Summary
This competition is composed of a series of 6 sub-tasks for chart data extraction, which when put together as a pipeline go from an input chart image to a CSV file representing the data used to create the chart. Entrants in the competition may choose to participate in any number of sub-tasks, which are evaluated in isolation, such that solving previous sub-tasks is not necessary. We hope that such decomposition of the problem of chart data extraction will draw broad participation from the Document Analysis and Recognition (DAR) community. Additionally, we also evaluate methods that perform the whole chart data extraction pipeline from the chart image without receiving intermediate inputs.
Competition Updates
Training Data is Now Available
Mar 1 | Registration is Open! |
Mar 18 | Please check Tools and Data for samples. |
Mar 22 | Training Data Release |
Apr 30 | Test Data Release |
May 6 | Half Page Description of System due |
May 21 | Results due by email |
Background
Charts are a compact method of displaying and comparing data. In scientific publications, charts and graphs are often used to to summarize results, comparison of methodologies, emphasize the reasoning behind key aspects of the scientific process, and justification of design choices, to name a few. Automatically extracting data from charts is a key step in understanding the intent behind a chart which could lead to a better understanding of the document itself.

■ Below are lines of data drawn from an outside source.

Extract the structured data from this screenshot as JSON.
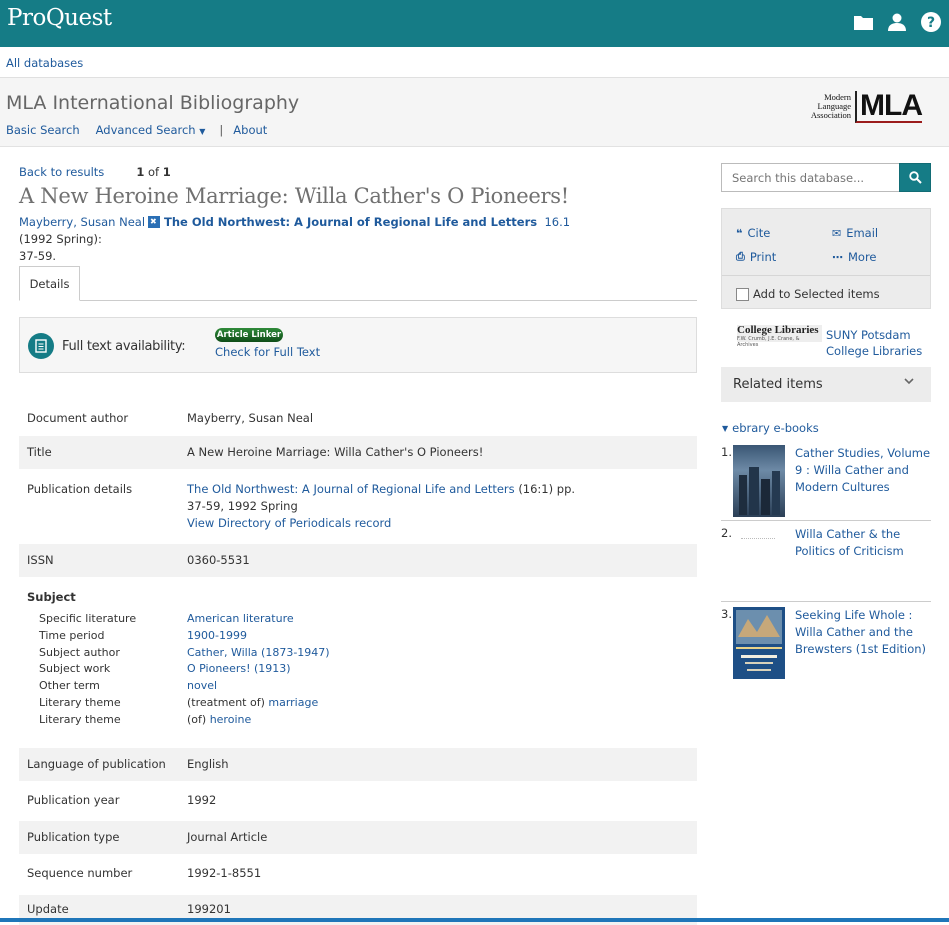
{
  "header": {
    "logo": "ProQuest",
    "icons": [
      "folder-icon",
      "user-icon",
      "help-icon"
    ]
  },
  "topnav": {
    "all_databases": "All databases"
  },
  "database": {
    "title": "MLA International Bibliography",
    "nav": {
      "basic": "Basic Search",
      "advanced": "Advanced Search",
      "about": "About"
    },
    "logo_small": [
      "Modern",
      "Language",
      "Association"
    ],
    "logo_big": "MLA"
  },
  "results": {
    "back": "Back to results",
    "position": "1",
    "of": "of",
    "total": "1"
  },
  "article": {
    "title": "A New Heroine Marriage: Willa Cather's O Pioneers!",
    "author": "Mayberry, Susan Neal",
    "journal": "The Old Northwest: A Journal of Regional Life and Letters",
    "volume": "16.1",
    "issue_info": "(1992 Spring):",
    "pages": "37-59."
  },
  "tabs": {
    "details": "Details"
  },
  "fulltext": {
    "label": "Full text availability:",
    "linker": "Article Linker",
    "check": "Check for Full Text"
  },
  "details": {
    "author_label": "Document author",
    "author_value": "Mayberry, Susan Neal",
    "title_label": "Title",
    "title_value": "A New Heroine Marriage: Willa Cather's O Pioneers!",
    "pub_label": "Publication details",
    "pub_journal": "The Old Northwest: A Journal of Regional Life and Letters",
    "pub_suffix": "(16:1) pp.",
    "pub_line2": "37-59, 1992 Spring",
    "pub_dir": "View Directory of Periodicals record",
    "issn_label": "ISSN",
    "issn_value": "0360-5531",
    "subject_label": "Subject",
    "subjects": [
      {
        "label": "Specific literature",
        "prefix": "",
        "value": "American literature"
      },
      {
        "label": "Time period",
        "prefix": "",
        "value": "1900-1999"
      },
      {
        "label": "Subject author",
        "prefix": "",
        "value": "Cather, Willa (1873-1947)"
      },
      {
        "label": "Subject work",
        "prefix": "",
        "value": "O Pioneers! (1913)"
      },
      {
        "label": "Other term",
        "prefix": "",
        "value": "novel"
      },
      {
        "label": "Literary theme",
        "prefix": "(treatment of)",
        "value": "marriage"
      },
      {
        "label": "Literary theme",
        "prefix": "(of)",
        "value": "heroine"
      }
    ],
    "lang_label": "Language of publication",
    "lang_value": "English",
    "year_label": "Publication year",
    "year_value": "1992",
    "type_label": "Publication type",
    "type_value": "Journal Article",
    "seq_label": "Sequence number",
    "seq_value": "1992-1-8551",
    "update_label": "Update",
    "update_value": "199201"
  },
  "sidebar": {
    "search_placeholder": "Search this database...",
    "cite": "Cite",
    "email": "Email",
    "print": "Print",
    "more": "More",
    "add_selected": "Add to Selected items",
    "college_logo": "College Libraries",
    "college_logo_sub": "F.W. Crumb, J.E. Crane, & Archives",
    "library_line1": "SUNY Potsdam",
    "library_line2": "College Libraries",
    "related_title": "Related items",
    "ebrary": "ebrary e-books",
    "related_items": [
      {
        "num": "1.",
        "title": "Cather Studies, Volume 9 : Willa Cather and Modern Cultures"
      },
      {
        "num": "2.",
        "title": "Willa Cather & the Politics of Criticism"
      },
      {
        "num": "3.",
        "title": "Seeking Life Whole : Willa Cather and the Brewsters (1st Edition)"
      }
    ]
  }
}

Example chart types to use in the proposed competition. Note that all these were generated from the same tabular data. |
The DAR community has displayed a continued interest in classifying types of charts as well as processing charts to extract data. In the past decade, multiple applications have been built around automatic processing of charts such as retrieval, textual summarization of charts, making charts more accessible on the web, automatically redesigning charts, automatically assessing chart quality, preservation of charts from historical documents, chart data plagiarism detection, bibliometrics, visual question answering and accelerating discovery of new materials.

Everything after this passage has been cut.